Locking a light out will prevent overdischarge and cells going into reversal, but lithium manganese cells (CR type) can vent / explode / etc even if they are not subjected to conditions of overdischarge or overheating. It is rare, but internal shorts can form in partially discharged cells, thermal run away can occur, and a fire or explosion can result.
Locking a light out is a good habit to get into, but it can not prevent these types of occurrences 100% of the time. It will, however, greatly reduce the possibility.
Your explanation for why some batteries are fuller than others is because some where fuller to begin with? How does this explain that the battery at the bezel end has been shown to be the one that discharges the most (I've found this to be so myself with plenty of sets of batteries through the 12PM)
I've not aware of any instance of a battery going bad in a single-cell flashlight where accidental activation can be ruled out beyond all reasonable doubt.
1. Electrons flow from the lithium metal anode, through the filament, and back to the manganese dioxide cathode of the cell. This is what is called a redox reaction (reduction-oxidation).
2. 2 or more cells in series will each have the same number of electrons flow through them. I think we can agree that they are, in this sense, acting like a piece of wire used to complete a circuit.
3. Efficiency of discharge is improved at higher than ambient temperatures, but since the same number of electrons flow through each cell in series, you can't get into an imbalanced situation with regard to depth of discharge unless the cells contained more or less lithium to start with (CR cells are anode-limited, which means that there is an excess of cathode material).
If this is still unclear, I'll check back into this thread later and try to expand upon this explanation.
I think you're going to have to because I'm not understanding your explanation and doesn't seem to fit with what is being experienced.
Are you're saying that a partially used battery in series with a full battery acts to limit the amount of stored energy the full battery can release [and that once the partially used battery is drained it is impossible for the other battery that still has charge in it to provide this to the circuit.
Also, that it doesn't matter which order these batteries are in - they will only ever discharge the amount of energy that the least-full battery has.
The least-full battery in a series of four (in the M4 for example) could be anywhere. Heat has no influence other than to make it easier for the battery closest to the bezel to discharge but it won't discharge any more than the less-full battery. Heat influences the rate of discharge only and not the amount?

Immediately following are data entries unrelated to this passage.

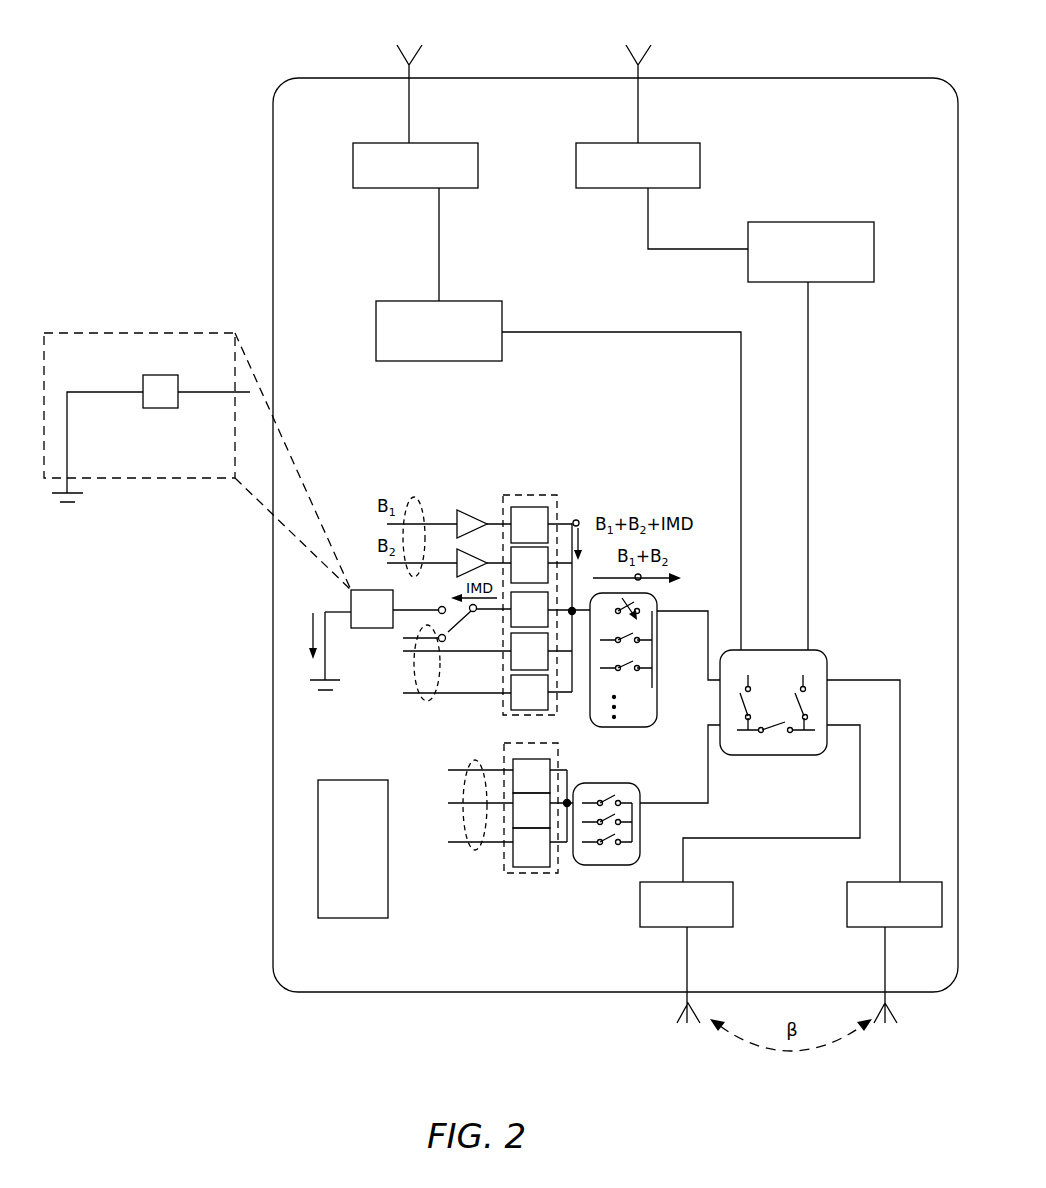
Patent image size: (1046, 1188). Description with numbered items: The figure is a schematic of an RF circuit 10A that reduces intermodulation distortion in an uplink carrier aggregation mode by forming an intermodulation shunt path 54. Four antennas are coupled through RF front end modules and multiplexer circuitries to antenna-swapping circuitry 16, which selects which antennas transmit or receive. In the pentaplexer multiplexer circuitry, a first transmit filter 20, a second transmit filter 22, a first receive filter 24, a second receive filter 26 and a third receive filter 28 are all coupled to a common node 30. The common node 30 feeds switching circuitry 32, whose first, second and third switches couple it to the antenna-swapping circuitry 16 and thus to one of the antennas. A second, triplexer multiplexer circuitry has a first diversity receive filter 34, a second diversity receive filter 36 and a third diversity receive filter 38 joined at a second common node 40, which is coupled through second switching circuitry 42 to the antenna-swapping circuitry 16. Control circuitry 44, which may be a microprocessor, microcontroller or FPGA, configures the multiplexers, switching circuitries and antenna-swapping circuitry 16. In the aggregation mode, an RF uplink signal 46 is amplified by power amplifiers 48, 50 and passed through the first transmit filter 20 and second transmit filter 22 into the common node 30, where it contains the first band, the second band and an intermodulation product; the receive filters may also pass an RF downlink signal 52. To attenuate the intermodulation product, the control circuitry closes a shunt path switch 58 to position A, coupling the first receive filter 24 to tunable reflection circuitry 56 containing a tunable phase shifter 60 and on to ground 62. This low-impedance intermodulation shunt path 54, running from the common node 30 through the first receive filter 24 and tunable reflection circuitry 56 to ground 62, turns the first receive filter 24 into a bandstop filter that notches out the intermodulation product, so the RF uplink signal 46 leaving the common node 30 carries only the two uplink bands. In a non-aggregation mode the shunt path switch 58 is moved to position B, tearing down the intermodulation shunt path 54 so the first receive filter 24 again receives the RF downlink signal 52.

The RF circuit 10A is at (886, 127).
The antenna-swapping circuitry 16 is at (827, 652).
The first transmit filter 20 is at (520, 536).
The second transmit filter 22 is at (520, 576).
The first receive filter 24 is at (520, 620).
The second receive filter 26 is at (520, 662).
The third receive filter 28 is at (520, 703).
The common node 30 is at (573, 608).
The switching circuitry 32 is at (654, 724).
The first diversity receive filter 34 is at (522, 787).
The second diversity receive filter 36 is at (522, 821).
The third diversity receive filter 38 is at (522, 858).
The second common node 40 is at (568, 799).
The second switching circuitry 42 is at (625, 783).
The control circuitry 44 is at (343, 856).
The RF uplink signal 46 is at (414, 500).
The power amplifier 48 is at (465, 510).
The power amplifier 50 is at (459, 568).
The RF downlink signal 52 is at (432, 697).
The IMD shunt path 54 is at (310, 629).
The tunable reflection circuitry 56 is at (362, 620).
The shunt path switch 58 is at (475, 614).
The tunable phase shifter 60 is at (158, 408).
The ground 62 is at (68, 512).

With regards to 'reverse charging' - are you saying that the CR123A battery can not discharge any charge gained through 'reverse charging'?
Last edited by Size15's; 11-09-2009 at 01:41 PM.
However, because the cells (in an M4, to take your example) are in series, the same number of electrons flows through each of them, so final depth of discharge is entirely dependent on initial metallic lithium content.
Really, I don't mean to be confrontational or pedantic about this topic. If you'd like to continue this via PM I'd be more than happy to do so, and avoid further cluttering this thread.
Thanks for taking the time to explain - I'm learning new things about batteries.